Однажды, без особой мысли об том и без всякого лицедейства, вдруг взял и простил обидчика. Раньше тоже, бывало, прощал, но всякий раз, как в табель заносил норму выполненную. А тут вдруг почувствовал, что не по долгу перед Богом простил, а просто обида сама ушла, будто ее и не было. Невелика была обида, да разве в том дело! Дело в светлости на душе, словно в затхлости карцера глотнул воздуха послегрозового. А после забыл и об обиде, и об обидчике, но весь словно замер, постигая в себе новое состояние тихого и радостного мира. Будто заходил он в домик, видимый со стороны всеми своими стенами по причине малости, заходил, — и оказывался домик внутри громадным и светлым дворцом, с бесконечным числом залов, лестниц и коридоров. И когда, вызываемый снаружи голосами суеты, возвращался и со стороны жизни суетной видел все тот же маленький домик, то трепетал сердцем оттого, что знал его тайну — внутри он больше всего того мира, в котором до того жил и страдал. Открылась главная правда. Мир радости человеческой необъятен в сравнении со всеми горестями, что могут выпасть по судьбе. Но нужно только найти к нему дорогу, и каждый раз заново преодолевать каверзы ее, чтобы узреть свет иного мира.
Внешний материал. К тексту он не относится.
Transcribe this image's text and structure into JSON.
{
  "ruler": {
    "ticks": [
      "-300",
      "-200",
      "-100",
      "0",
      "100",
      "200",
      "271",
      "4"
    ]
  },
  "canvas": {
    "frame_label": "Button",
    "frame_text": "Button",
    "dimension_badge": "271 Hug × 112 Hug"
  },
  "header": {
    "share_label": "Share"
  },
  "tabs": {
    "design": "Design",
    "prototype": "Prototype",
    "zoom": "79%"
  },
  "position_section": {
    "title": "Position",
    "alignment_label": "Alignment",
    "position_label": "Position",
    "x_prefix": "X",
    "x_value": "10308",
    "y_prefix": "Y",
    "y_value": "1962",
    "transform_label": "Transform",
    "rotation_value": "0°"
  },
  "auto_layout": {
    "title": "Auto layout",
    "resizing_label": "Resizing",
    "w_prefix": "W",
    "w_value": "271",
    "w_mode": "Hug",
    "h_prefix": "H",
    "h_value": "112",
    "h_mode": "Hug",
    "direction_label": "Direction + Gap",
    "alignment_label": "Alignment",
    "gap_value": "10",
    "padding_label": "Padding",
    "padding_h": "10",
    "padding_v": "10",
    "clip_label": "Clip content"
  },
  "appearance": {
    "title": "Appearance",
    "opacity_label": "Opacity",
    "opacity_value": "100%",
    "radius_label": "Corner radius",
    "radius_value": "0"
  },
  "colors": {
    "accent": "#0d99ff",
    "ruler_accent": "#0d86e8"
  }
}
Прежде сколько сил тратил он на притирку к людям: как бы доброго не обидеть, злого не разозлить, чужого не приблизить, близкого не утратить! Люди оказались такими непонятными и непонятливыми, а с ними нужно было жить и уживаться, и приспосабливаться к ним. Страдал от голода и холода, и от лихоимства, — от чего только ни приходилось страдать? — но самые большие обиды бывали от людей. Людьми страшна неволя, — так он думал еще недавно. Но все изменилось. Получилось, что вроде бы совсем думать о людях вокруг, то есть гадать, перестал, а просто принимал их теперь, какими они были сами по себе, без его мнения о них. И перестал ошибаться, и более того: как это получилось, понять сам не мог, но больше вокруг него оказалось хороших, а не плохих, людей. И тогда изменилось отношение к нему. И не годы были причиной тому, что чаще стали называть его то «папашей», то «отцом», то по имени-отчеству. А он-то его, это отчество, и сам, казалось, не знал, только и вспоминал, бывало, что на перекличках этапных.
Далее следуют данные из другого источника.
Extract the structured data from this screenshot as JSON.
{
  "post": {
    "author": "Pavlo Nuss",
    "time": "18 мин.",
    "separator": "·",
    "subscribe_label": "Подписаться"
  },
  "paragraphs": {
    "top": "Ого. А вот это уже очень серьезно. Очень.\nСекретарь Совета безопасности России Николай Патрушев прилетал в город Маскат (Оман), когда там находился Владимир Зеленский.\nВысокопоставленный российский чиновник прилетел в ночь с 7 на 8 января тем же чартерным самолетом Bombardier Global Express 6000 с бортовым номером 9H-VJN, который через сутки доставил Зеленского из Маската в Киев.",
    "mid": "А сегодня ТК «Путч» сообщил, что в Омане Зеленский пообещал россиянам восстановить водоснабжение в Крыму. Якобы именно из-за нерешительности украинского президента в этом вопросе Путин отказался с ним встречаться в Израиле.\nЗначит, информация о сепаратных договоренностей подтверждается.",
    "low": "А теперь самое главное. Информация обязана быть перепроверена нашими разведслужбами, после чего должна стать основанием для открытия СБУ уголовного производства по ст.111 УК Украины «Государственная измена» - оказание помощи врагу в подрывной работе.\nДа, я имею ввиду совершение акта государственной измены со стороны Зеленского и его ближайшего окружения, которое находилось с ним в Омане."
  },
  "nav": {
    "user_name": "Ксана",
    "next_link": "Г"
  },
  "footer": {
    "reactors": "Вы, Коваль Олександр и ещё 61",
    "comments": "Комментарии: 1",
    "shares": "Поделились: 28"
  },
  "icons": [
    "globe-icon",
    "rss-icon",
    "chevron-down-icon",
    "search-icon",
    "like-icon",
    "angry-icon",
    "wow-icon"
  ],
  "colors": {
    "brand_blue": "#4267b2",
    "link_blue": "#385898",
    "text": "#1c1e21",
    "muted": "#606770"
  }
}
Освобождение (хотя знал свой день) оказалось неожиданным. Тревога вошла в душу утром этого дня; потом, когда выкликали на вахту, когда прощался с людьми, скорбя за них, когда оформляли последние бумаги, тревога росла, обращалась в беспокойство; а там и смятение приш-ло, когда оказался за проходной и на все стороны открылись дороги, ведущие никуда и ни за чем.
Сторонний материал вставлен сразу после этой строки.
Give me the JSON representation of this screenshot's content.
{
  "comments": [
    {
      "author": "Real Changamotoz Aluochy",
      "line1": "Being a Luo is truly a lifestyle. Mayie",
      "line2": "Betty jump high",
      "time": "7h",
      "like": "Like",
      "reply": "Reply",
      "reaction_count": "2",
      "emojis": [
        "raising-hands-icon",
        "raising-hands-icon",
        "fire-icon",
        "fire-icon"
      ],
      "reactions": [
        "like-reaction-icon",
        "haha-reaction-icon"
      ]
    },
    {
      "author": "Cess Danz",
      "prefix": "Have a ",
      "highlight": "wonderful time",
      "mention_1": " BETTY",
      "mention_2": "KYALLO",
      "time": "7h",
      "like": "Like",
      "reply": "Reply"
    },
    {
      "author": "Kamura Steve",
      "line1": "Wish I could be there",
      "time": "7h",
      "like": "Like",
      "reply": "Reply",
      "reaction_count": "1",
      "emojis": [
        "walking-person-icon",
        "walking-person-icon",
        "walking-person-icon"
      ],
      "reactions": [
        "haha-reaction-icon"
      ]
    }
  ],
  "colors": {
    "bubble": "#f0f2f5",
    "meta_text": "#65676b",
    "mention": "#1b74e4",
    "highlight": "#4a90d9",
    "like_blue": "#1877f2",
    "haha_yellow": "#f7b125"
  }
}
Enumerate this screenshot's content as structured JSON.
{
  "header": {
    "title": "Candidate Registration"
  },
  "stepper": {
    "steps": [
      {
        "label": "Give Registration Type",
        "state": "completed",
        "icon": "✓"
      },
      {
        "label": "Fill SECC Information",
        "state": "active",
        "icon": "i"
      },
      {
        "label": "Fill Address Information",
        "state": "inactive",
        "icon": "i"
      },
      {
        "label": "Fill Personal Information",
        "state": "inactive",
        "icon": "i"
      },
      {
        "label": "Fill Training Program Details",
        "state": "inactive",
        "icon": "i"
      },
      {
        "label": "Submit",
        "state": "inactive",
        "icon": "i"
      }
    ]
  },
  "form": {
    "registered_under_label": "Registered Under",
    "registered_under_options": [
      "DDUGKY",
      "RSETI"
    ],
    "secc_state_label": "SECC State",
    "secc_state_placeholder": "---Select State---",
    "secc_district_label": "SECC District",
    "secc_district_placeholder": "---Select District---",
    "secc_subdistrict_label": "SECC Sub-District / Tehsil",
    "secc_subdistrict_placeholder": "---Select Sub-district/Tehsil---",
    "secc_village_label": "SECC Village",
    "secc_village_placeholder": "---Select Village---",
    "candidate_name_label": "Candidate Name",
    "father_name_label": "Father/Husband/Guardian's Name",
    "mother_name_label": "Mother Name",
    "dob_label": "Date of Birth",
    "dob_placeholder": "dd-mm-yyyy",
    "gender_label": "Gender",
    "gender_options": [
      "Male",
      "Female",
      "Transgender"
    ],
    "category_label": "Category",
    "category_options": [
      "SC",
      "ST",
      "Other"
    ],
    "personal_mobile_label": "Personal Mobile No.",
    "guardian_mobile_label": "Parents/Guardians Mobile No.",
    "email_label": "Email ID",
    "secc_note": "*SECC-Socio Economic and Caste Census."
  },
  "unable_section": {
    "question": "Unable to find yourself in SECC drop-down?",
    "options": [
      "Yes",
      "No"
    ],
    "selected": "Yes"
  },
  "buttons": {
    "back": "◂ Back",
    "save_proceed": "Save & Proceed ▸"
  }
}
В Рябиновку? Осталось ли что от дома? Вспомнил Селиванова, давно уж его не вспоминал. Первые годы все присматривался к новым этапникам, почему-то уверен был, что не миновать и Селиванову доли невольничьей. Думалось почему-то, что не выдержать ему этой судьбы, что сгинет непременно; и оттого со временем будто похоронил друга, вспоминая его как уже неживого.
А теперь подумалось, что, может, и уцелел Селиванов, больно уж ловок и хитер был.
Ни о жене, ни о дочери, ни о том, кто еще должен был родиться и теперь уже, наверное, вовсю жил, — ни о ком из них не думал, или старался не думать; да и какой прок, если даже они для него стали чужими, а он-то для них трижды забыт и похоронен и новой жизнью, как оградкой кладби-щенской, отделен… Нет, к жене своей бывшей он и не хотел, захоти она того, вернуться. Для чего?! Те три весны, что прожили они вместе, три бревнышка в основании целого сруба, разве не ушли они под землю, не осели под тяжестью разлученных лет, разве построишь на них, откопан-ных, теперь хотя бы жалкую хибарку? Не выдержат! Другое дело — дочка и сын (или тоже дочь)… Но об этом и вовсе думать не следует.
Так в Рябиновку? Что в Рябиновку, что в любое другое место, одинаково было Ивану. И поехал в Рябиновку, потому что другое место просто и на ум не пришло.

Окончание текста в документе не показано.